[Beowulf] NFS alternative for 200 core compute (beowulf) cluster

Thu Aug 10 19:29:06 UTC 2023

On 8/10/23 21:18, leo camilo wrote:
> Hi everyone,
> 
> I was hoping I would seek some sage advice from you guys.
> 
> At my department we have build this small prototyping cluster with 5 
> compute nodes,1 name node and 1 file server.
> 
> Up until now, the name node contained the scratch partition, which 
> consisted of 2x4TB HDD, which form an 8 TB striped zfs pool. The pool is 
> shared to all the nodes using nfs. The compute nodes and the name node 
> and compute nodes are connected with both cat6 ethernet net cable and 
> infiniband. Each compute node has 40 cores.
> 
> Recently I have attempted to launch computation from each node (40 tasks 
> per node), so 1 computation per node.  And the performance was abysmal. 
> I reckon I might have reached the limits of NFS.
> 
> I then realised that this was due to very poor performance from NFS. I 
> am not using stateless nodes, so each node has about 200 GB of SSD 
> storage and running directly from there was a lot faster.
> 
> So, to solve the issue,  I reckon I should replace NFS with something 
> better.
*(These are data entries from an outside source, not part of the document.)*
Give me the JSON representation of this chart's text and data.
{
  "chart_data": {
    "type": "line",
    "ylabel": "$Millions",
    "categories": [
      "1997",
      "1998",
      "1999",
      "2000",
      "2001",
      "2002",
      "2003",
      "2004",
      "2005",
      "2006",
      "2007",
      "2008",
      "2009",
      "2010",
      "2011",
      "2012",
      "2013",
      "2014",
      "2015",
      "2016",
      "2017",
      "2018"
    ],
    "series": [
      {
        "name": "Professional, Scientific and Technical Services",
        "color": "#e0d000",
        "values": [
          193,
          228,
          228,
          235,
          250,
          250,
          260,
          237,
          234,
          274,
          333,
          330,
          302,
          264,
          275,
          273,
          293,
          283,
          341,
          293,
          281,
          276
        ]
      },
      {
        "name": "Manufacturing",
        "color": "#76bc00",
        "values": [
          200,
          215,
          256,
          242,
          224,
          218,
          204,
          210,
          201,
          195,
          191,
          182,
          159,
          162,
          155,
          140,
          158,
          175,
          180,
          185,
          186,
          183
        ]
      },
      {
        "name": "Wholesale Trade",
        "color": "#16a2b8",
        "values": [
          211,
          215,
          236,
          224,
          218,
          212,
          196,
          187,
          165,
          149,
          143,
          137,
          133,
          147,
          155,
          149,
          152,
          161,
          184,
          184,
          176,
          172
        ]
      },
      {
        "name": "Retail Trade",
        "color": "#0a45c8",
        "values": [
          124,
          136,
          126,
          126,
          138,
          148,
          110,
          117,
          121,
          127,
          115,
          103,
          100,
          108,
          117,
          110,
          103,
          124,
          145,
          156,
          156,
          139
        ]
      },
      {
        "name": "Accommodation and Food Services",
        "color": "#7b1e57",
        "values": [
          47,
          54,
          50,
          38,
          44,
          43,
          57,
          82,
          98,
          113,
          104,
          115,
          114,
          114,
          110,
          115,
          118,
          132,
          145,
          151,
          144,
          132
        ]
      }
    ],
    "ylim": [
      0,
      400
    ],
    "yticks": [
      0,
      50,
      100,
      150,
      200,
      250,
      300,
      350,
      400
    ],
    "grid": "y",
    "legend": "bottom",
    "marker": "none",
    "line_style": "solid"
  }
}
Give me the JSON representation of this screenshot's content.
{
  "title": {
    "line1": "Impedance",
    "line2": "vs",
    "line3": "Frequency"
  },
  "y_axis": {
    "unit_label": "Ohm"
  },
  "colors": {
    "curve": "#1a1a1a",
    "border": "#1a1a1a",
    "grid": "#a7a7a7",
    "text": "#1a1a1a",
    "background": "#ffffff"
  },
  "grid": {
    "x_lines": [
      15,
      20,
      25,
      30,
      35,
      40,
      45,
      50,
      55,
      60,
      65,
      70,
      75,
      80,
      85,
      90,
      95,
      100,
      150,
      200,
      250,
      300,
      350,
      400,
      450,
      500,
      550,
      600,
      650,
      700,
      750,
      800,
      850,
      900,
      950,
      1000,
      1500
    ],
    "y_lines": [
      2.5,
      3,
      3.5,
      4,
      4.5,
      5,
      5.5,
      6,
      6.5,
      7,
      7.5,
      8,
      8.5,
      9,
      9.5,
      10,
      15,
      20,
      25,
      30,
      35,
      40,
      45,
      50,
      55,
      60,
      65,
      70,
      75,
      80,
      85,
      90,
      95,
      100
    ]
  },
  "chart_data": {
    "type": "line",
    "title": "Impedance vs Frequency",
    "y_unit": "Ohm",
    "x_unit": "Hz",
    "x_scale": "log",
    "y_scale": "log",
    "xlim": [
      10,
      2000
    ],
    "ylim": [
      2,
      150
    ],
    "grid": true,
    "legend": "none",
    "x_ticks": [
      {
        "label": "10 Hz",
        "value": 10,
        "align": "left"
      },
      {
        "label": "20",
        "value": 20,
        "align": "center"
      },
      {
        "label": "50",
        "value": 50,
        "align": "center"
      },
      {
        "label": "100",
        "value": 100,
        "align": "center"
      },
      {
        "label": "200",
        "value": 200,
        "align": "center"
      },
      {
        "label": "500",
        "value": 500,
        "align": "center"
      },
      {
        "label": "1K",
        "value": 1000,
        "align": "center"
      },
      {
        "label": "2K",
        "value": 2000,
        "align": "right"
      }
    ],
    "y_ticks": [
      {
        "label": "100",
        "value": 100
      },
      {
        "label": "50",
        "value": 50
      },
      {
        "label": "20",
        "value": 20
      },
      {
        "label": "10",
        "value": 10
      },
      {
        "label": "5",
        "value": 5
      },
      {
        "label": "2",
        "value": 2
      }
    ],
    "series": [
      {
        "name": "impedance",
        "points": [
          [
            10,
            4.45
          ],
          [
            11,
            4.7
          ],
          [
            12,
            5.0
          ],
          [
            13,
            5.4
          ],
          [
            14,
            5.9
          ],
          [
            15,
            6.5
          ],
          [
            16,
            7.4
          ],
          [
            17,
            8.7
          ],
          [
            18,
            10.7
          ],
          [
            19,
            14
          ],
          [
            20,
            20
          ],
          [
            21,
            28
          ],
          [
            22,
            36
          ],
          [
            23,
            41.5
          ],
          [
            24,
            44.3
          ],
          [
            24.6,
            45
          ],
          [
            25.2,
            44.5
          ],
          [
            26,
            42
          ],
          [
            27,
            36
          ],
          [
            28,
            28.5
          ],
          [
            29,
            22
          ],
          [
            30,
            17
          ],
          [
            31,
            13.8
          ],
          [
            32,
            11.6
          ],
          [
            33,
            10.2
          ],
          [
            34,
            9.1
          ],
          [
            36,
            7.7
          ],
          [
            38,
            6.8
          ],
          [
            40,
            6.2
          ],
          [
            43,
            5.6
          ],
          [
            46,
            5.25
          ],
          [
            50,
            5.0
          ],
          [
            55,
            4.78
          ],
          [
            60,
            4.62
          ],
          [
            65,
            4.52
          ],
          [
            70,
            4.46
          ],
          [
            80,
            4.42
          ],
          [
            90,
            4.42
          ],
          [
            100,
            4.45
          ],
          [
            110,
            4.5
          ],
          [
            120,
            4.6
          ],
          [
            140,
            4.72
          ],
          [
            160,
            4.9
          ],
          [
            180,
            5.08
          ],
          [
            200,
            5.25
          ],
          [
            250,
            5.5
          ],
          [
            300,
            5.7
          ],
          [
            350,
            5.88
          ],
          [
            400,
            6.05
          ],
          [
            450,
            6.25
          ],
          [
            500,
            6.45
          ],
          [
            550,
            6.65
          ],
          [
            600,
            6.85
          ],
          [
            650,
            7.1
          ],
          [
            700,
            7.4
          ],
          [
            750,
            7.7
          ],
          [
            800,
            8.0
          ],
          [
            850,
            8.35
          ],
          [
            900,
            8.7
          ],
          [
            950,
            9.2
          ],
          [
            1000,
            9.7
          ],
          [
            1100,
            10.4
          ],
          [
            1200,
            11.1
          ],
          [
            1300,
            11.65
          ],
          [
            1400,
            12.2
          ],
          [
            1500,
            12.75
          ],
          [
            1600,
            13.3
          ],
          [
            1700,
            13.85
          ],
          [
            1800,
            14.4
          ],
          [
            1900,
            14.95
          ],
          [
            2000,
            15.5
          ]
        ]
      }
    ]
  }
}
I have ordered 2x4TB NVMEs  for the new scratch and I was 
> thinking of :
> 
>   * using the 2x4TB NVME in a striped ZFS pool and use a single node
>     GlusterFS to replace NFS
>   * using the 2x4TB NVME with GlusterFS in a distributed arrangement
>     (still single node)
> 
> Some people told me to use lustre,but I reckon that might be overkill. 
> And I would only use a single fileserver machine(1 node).
> 
> Could you guys give me some sage advice here?
> 

So glusterfs is using fuse, which doesn't have the best performance 
reputation (although hopefully not for long - feel free to search for 
"fuse" + "uring").

If you want to avoid complexity of Lustre, maybe look into BeeGFS. Well, 
I would recommend to look into it anyway (as former developer I'm biased 
again ;) ).

Cheers,
Bernd